What about big banks? Well, their large size makes these Goliaths slow. Slow to innovate, slow to deliver on projects, slow to even approve disruptive projects.
For banks it is also a good strategy to watch the fintech space closely, see who comes up with winning ideas that win consumer support and write a large check (cheque) to buy up the entity, i.e pick-off the winner! For many startups being bought by a BankAm or a Citigroup for several hundred million dollars is a clear definition of success.
But then you do have companies of the size of Apple, Amazon and Google (the FAANGS, in fact) who suddenly are too large to buy! Instead, many of these companies can buy banks wholesale!
So, the challenge for banks is also to be entrepreneurial and develop solutions in the Agile format. DevOps is partly a move in that direction: to come up with solutions quickly. Banks would like to respond to a number of internal needs with micro-services: not with another large “change everything” project.

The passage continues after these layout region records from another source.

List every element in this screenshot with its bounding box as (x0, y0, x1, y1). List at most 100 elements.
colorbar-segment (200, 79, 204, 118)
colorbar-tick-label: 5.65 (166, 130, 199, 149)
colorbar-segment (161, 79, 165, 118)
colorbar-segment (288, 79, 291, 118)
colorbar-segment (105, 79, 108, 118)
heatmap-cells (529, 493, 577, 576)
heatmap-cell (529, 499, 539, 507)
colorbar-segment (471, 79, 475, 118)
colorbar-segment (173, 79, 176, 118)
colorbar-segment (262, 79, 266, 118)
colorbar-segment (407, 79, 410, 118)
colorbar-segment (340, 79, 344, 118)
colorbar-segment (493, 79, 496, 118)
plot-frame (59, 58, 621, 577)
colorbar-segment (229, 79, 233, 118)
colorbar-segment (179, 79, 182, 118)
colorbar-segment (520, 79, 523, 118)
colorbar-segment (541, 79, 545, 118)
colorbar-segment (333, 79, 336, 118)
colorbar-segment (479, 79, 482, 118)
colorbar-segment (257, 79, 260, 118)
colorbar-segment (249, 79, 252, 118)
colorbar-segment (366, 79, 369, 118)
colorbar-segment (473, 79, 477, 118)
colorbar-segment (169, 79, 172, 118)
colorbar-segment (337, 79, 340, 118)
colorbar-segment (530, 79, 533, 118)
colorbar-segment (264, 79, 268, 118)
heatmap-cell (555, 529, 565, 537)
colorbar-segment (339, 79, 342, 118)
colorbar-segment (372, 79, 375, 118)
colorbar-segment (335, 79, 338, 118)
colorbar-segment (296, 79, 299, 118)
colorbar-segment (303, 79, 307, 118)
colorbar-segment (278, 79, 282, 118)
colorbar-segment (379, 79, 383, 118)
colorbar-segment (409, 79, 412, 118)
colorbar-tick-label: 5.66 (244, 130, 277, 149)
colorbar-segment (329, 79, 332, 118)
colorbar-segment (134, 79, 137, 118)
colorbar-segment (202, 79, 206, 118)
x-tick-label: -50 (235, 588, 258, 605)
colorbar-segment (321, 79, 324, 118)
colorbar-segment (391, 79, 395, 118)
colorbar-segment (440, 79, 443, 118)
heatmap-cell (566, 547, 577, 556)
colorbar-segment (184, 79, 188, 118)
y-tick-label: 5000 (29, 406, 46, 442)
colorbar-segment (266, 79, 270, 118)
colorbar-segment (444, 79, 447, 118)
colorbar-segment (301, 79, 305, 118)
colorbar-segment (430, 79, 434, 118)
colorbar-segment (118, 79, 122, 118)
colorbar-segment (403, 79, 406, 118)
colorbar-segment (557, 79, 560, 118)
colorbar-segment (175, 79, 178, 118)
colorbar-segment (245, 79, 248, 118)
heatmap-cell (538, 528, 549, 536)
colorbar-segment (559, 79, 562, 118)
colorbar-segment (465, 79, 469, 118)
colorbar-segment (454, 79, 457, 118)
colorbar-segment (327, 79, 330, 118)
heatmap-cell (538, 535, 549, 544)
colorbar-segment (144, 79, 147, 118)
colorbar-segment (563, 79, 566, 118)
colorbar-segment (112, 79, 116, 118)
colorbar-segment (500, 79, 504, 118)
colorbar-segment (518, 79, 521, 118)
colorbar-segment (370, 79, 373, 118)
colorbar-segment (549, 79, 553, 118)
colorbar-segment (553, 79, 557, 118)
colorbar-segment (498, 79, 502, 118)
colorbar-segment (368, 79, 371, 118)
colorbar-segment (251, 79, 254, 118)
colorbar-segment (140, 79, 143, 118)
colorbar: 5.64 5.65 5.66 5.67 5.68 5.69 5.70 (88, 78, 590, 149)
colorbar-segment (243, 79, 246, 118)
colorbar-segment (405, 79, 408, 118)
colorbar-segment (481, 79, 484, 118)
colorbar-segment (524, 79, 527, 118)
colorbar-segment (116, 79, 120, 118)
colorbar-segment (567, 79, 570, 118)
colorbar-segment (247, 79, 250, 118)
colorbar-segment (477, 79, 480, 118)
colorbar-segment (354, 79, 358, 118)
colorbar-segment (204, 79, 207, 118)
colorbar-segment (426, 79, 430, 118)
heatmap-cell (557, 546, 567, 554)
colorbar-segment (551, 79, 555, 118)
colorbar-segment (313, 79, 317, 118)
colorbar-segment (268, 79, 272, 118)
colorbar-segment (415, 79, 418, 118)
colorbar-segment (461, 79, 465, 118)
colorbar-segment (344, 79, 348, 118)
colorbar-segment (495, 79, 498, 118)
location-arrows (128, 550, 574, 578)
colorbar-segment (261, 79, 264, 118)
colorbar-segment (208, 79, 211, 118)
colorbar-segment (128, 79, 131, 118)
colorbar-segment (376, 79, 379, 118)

And banks, whose systems have traditionally been large, are also looking to be smaller, modular, and functionally compact on the technology and systems side. This could possibly lead to shorter approval cycles and small budget projects with a quick turnaround. The focus is on improving a specific dimension. Customer service is an obvious area, digitizing experiences is another; but so too, could things like risk and reporting do with quick solutioning.
And that is where Agile, Agile at Scale, DevOps and other initiatives at banks, brokerages and other financial services companies are headed. Mind you, some already think and work like this, notably JP Morgan Chase and Goldman Sachs. But many projects, both external (outsourced) and internal (change the bank) are in play, across the industry.
Back to ING Direct and Egg. Both are born at banks! So yes – banks can be first movers! Both came from a place where trust already existed. Both were successful. And Egg got sold by Prudential which promoted it in the first place, to Citigroup.
Between then and now, the dotcom bust (2000) happened and the Global Financial Crisis (2008) happened. These busts tend to slow down next-wave adoption. But it is seen repeatedly in history, that the excesses at the time of innovation lead to busts. When the dust settles, innovation resumes – this time with better business sense. And the innovation finds its rightful place as a wave, a trend, a paradigm, a success story.
Today’s fintechs build on those early successes. And in this case, the pioneers from large financial institutions were quite successful! So yes – Goliaths can be first movers too!